The long ride home had me thinking about the workshop, the pros and cons. It certainly was a new experience for me to view art as a therapy, a process rather than a product. Blocks to creativity were discussed : the usual nuggets of conformist schooling, repressive parenting and the evils of coloring books. I have problem with this as most of the artists we admire today came from very strict societies and frequently had major demons nibbling at their psyches. Their education focused soley on knowledge rather than imagination. Did they go to BE workshops to open up? Maybe they meditated for at least an hour a day or were sexually abstinent - these were also discussed. But I have read
"Sex Lives of the Artists" know the latter is is rather dubious. (See also
The Big Bang Theroy of Art, fascinating reading about creative types, maybe being promiscuous
and schizophrenic is the answer.) Or was it the copius amounts of absinthe that led early artists to be more expressive? Maybe their sad, demanding or neurotic mothers were the muses that led to creativity? (Van Gogh's mother Anneke above.)

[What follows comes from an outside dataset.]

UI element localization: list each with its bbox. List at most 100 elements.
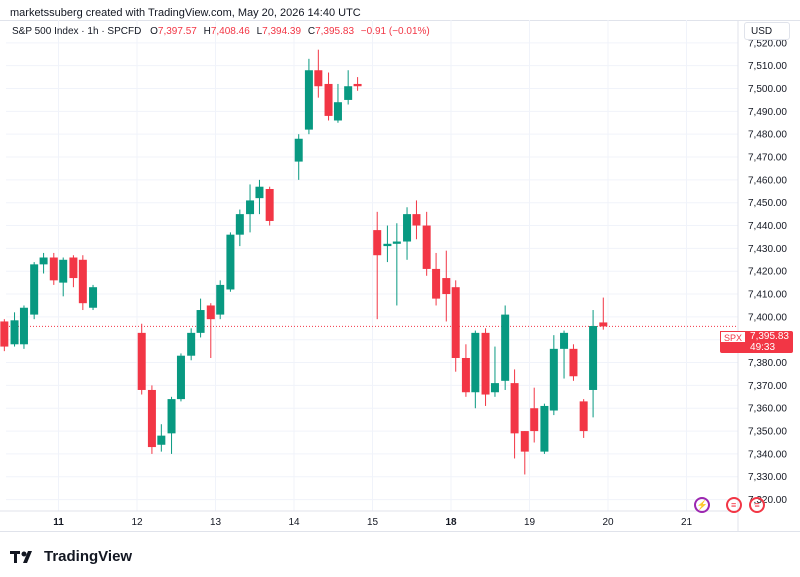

I loved my coloring books and had a huge collection of crayons. I coloured within the lines, sometimes I added my own lines. I learned that with careful amounts of pressure and various forms of hatching you can shade and blend even with wax crayons. Push enough crayon onto the page and you can put a paint wash over top. Take the page out, turn it over and make a rubbing. Oil it and make it transparent. I could go on and on. Colouring books are just another tool to use creatively. Thank you Mom!